For the record, the transcript is here:
https://www.dropbox.com/s/iqrggr1shrkzp ... s.pdf?dl=0
I have a beef with how this quote has been represented. I think Bill is misrepresenting the HC, but not that he's necessarily doing it intentionally.
And uh, but I believe now, that pretty much as you outlined every step of your presentation, If you take all that, there is no integrity left in the church. And so that's a problem. There are a lot of nuances there. You are a very intelligent man. You've looked at sources as you've said on both sides, all the information there. It leaves the church with zero integrity.
First, "if you take all that" probably indicates that the following statements are conditional, not absolute. I think any honest interpretation has to admit that. Seeing it presented with certainty as an absolute statement bothers me.
Second, half of the HCs who are invited to give closing statements are supposed to speak on behalf of the accused. It's not at all clear to me that the HC quoted above represented Bill, but the chances are decent.
We might try to use council procedure to infer whether the HC was assigned to represent Bill, but that doesn't work out well.
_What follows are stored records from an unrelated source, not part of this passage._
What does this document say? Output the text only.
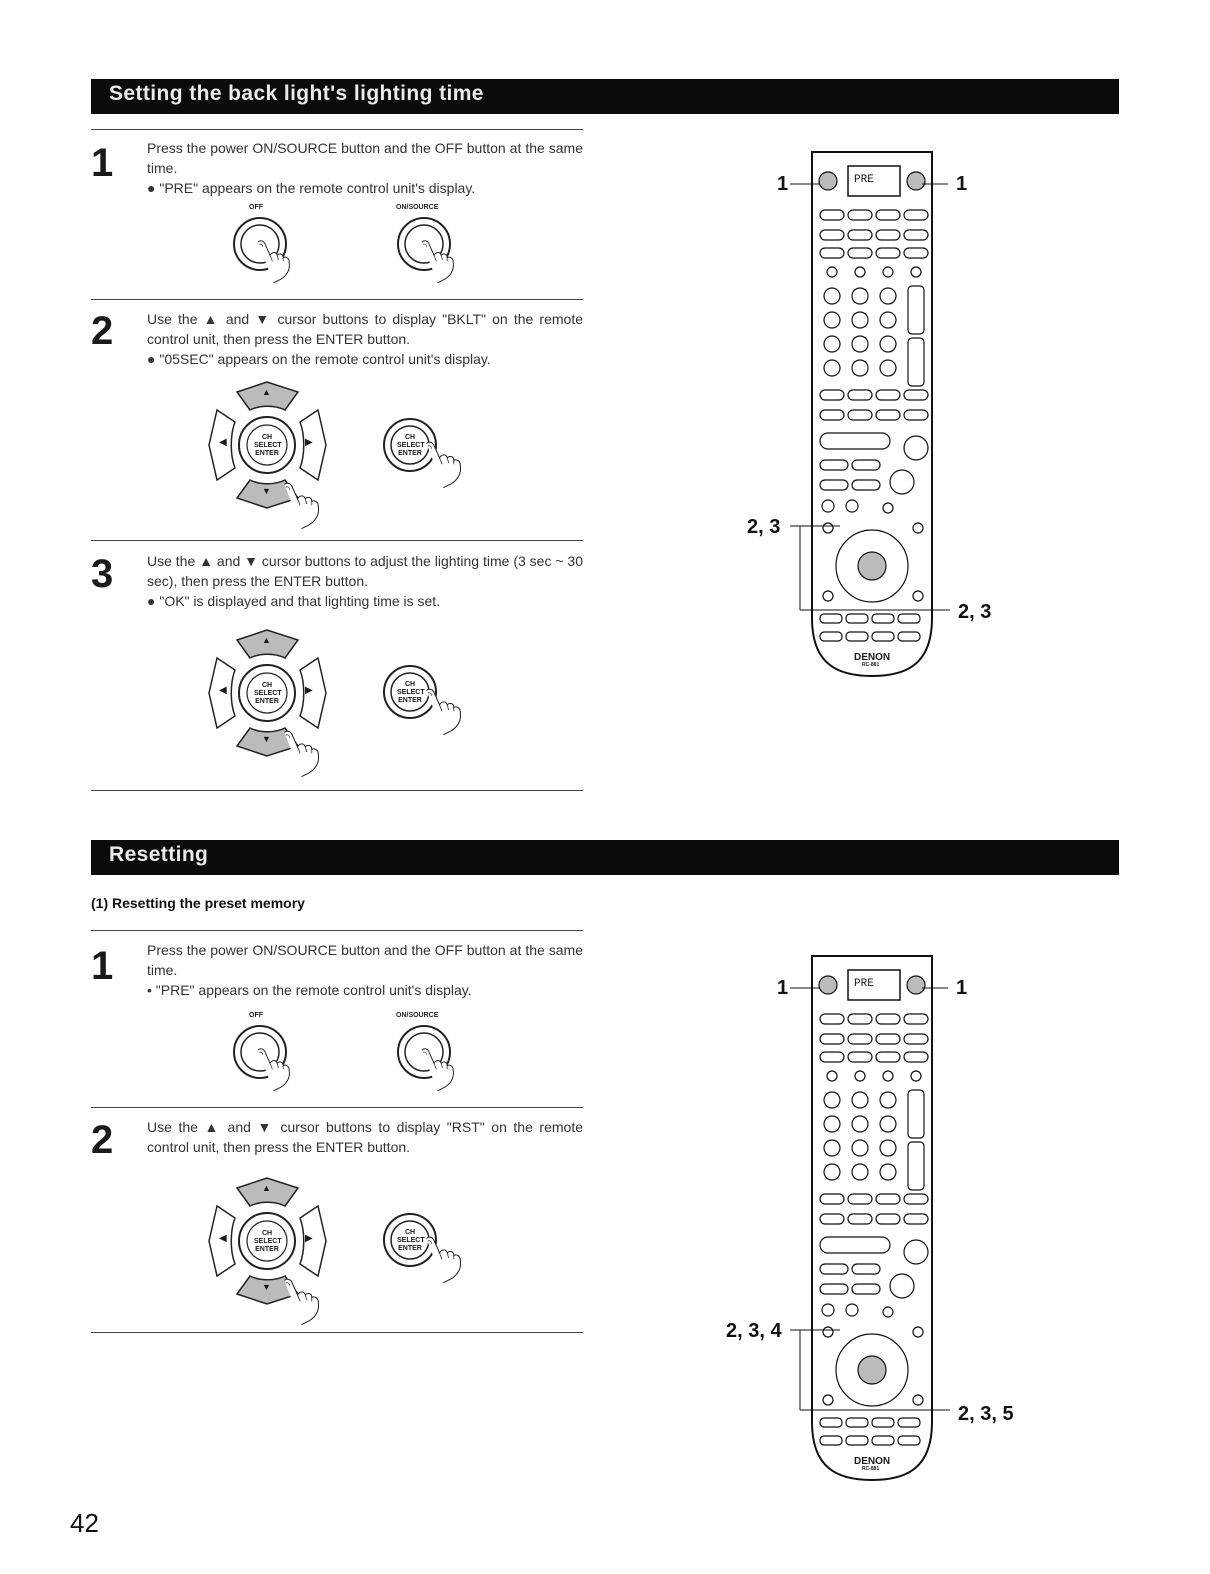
Setting the back light's lighting time
1 Press the power ON/SOURCE button and the OFF button at the same time.
● "PRE" appears on the remote control unit's display.
OFF	ON/SOURCE
2 Use the ▲ and ▼ cursor buttons to display "BKLT" on the remote control unit, then press the ENTER button.
● "05SEC" appears on the remote control unit's display.
CH SELECT
ENTER
◀	▶
▲
▼
CH SELECT
ENTER
3 Use the ▲ and ▼ cursor buttons to adjust the lighting time (3 sec ~ 30 sec), then press the ENTER button.
● "OK" is displayed and that lighting time is set.
CH SELECT
ENTER
◀	▶
▲
▼
CH SELECT
ENTER
PRE
DENON
RC-881
1	1
2, 3
2, 3
Resetting
(1) Resetting the preset memory
1 Press the power ON/SOURCE button and the OFF button at the same time.
• "PRE" appears on the remote control unit's display.
OFF	ON/SOURCE
2 Use the ▲ and ▼ cursor buttons to display "RST" on the remote control unit, then press the ENTER button.
CH SELECT
ENTER
◀	▶
▲
▼
CH SELECT
ENTER
PRE
DENON
RC-881
1	1
2, 3, 4
2, 3, 5
42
Here's how it's supposed to go:
1. The SP invites two, four or six HCs to give their views.
2. An HC assigned to represent the church speaks.
3. An HC assigned to represent the accused speaks.
(Repeat 2 and 3 as necessary.)
4. The accused speaks.
5. The council is adjourned.
The SP had asked whether the proceedings were fair to the church, which doesn't sound like requesting closing statements to me, and he asked for only three. But the statements occured in the correct place to be closing statements, because then the SP invited Bill to speak, the SP spoke, and the council was adjourned.
I think the HC was either assigned to represent Bill, or he followed the spirit of the law and represented Bill anyway. On that basis, I have a hard time seeing the HC's statement as a grand admission of guilt. Add to that its conditional nature, and it seems nearly impossible that it was.
We know the DC was a kangaroo court. The transcript additionally shows that it wasn't well-run. It also suggests that the SP thought that respecting time constraints was more important than protecting Bill, but not more important than protecting the church or bearing his own testimony. I can understand signing an NDA in bad faith given the nature of DCs for apostasy. Further, the NDA exists only to protect the church, which is the opposite of the reason Handbook 1 gives for confidentiality, which is to protect the accused. It's worth its weight in used toilet paper.
Still, if Bill wants to maintain his integrity, I think he has to correct himself on his probable misrepresentation.
You were born to trust, not fear. It is your birthright.